Features will include a specially-adapted, fully-accessible project bus which will house both sensory room and digital technology.
This bus can travel around the county delivering roadshows and pre-arranged events to Lincolnshire schools, special educational needs’ (SEN) units and disability/parent carer groups.
It can also go to respite care centres and dementia and palliative care centres, to maximise the benefit to as many potential users as possible.
Resources will also include tactile story books, Easy Read resources, CDs and DVDs, ultra-violet products, music equipment, mirror balls, interactive bubble tubes, projectors, switch systems, vibrating shapes, light cubes, eye-gaze technology and iPad applications.

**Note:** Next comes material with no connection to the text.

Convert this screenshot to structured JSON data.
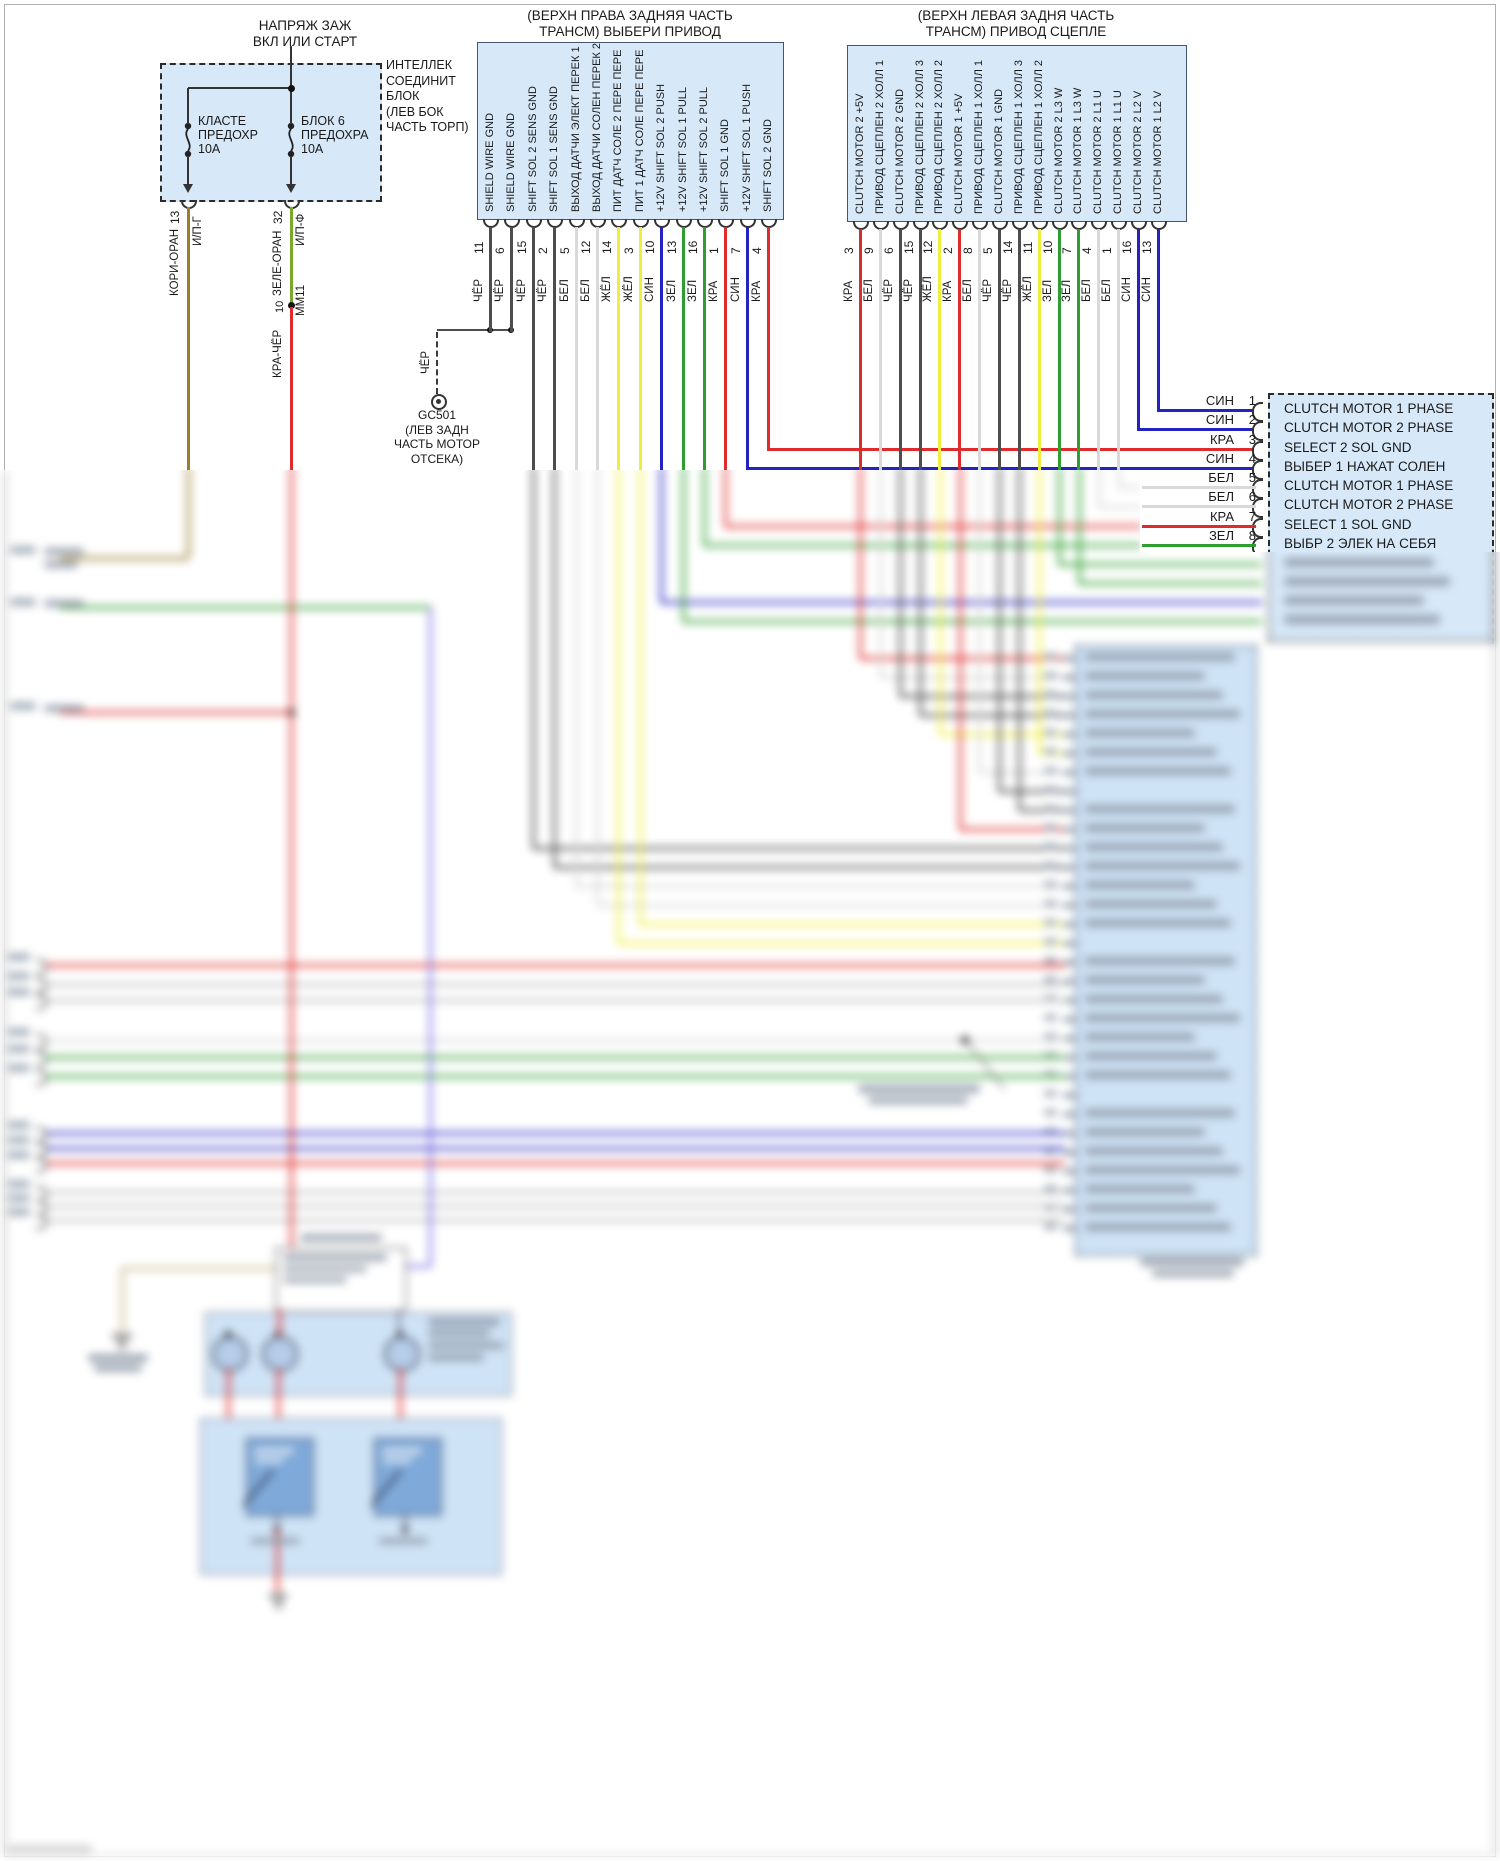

Library resources will also be stored at three Linkage sites – at Lincoln, the Linkage College Weelsby Road Campus in Grimsby and Toynton All Saints near Spilsby.
They can can be loaned to individuals, families, education, training, health and social care providers, including those working in dementia and palliative care settings.
Project Manager Linda Grant said: “The bus means that we can bring the library to beneficiaries across Greater Lincolnshire and to major events in the community.
“This will make it much easier for individuals, organisations and schools to access, enjoy and gain real benefit from the sensory resources and facilities. Our beneficiaries are often the furthest away from opportunity and employment and are less visible in their communities.
“So this project gives a massive boost to the resources and facilities available to these individuals and their families, so they can become more confident and independent.”
Lyn Cole, Big Lottery Fund, England Grant-Making Director, added: “Providing people with learning disabilities with access to specialist equipment is a typical example of a project which will make a huge difference to the lives of many.”